794,000 Kiddicare customer details stolen in data breach
Personal details, including names, addresses and telephone numbers, stolen from test website
Parenting retailer Kiddicare has revealed up to 794,000 of its customers have been the subject of a data breach after a testing website was hacked.
The company was made aware of the breach after customers reported suspicious text messages sent to them that did not appear to be from Kiddicare.
An initial internal investigation suggested there had been no breach of its systems, however a security company later informed Kiddicare was a test site in use since 2015 that had been breached, rather than any of its live systems. Further internal investigations confirmed this was the case and that the names, addresses and telephone numbers of real customers had been stolen.
Independent security researcher Graham Cluley said in a blog post: "In principal, there's nothing really wrong with using real production data on a test environment *if* the test site is properly secured and does not make it easier for hackers to steal information than, say, on the normal, live servers. But it shouldn't be forgotten that this was a test site, and things are expected to go wrong.
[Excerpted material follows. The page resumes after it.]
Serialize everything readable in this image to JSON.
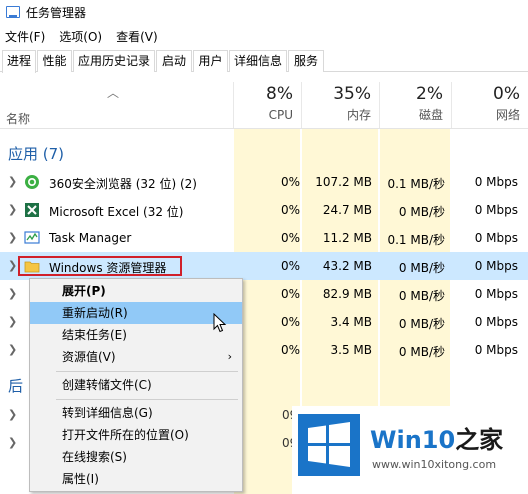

"Unfortunately, time and time again it's seen that companies can be sloppier about the security of their test sites than their official sites opening opportunities for data thieves and hackers. For that reason it's usually much safer to generate fake data for testing purposes just in case."
Payment information such as credit card and bank details were not included in the breached database, meaning money could not be stolen from customers using the information extracted in the hack. However, criminals could use the data they do have in phishing scams designed to trick targets into handing over financial details.
"We are very sorry for the potential stress and anxiety this incident may have caused our customers," Kiddicare said in a statement.
"We want to reassure everyone that the problem has been fixed, increased security measures have been implemented and we have a dedicated team to here to help with any further concerns."
As a result of the breach, Kiddicare has reported itself to the Information Commissioner's Office (ICO), which will investigate further into how the breach happened.
"This latest breach goes to show how important it is to continually monitor for anomalous activity across the entire breadth of the network," Justin Harvey, CSO at Fidelis Cybersecurity said.
"While it's admirable that Kiddicare has gone straight to the UK's Information Commissioner, it's not good enough that the breach was discovered by customers whose information had not only been lost but already used with bad intentions."
"Once again it's the customers who are feeling the effects of a company's carelessness," Trent Telford, CEO at Covata added. "When websites are in the midst of development things are bound to go wrong, but this latest breach begs the questions why real customer data was used and, critically, why it wasn't encrypted."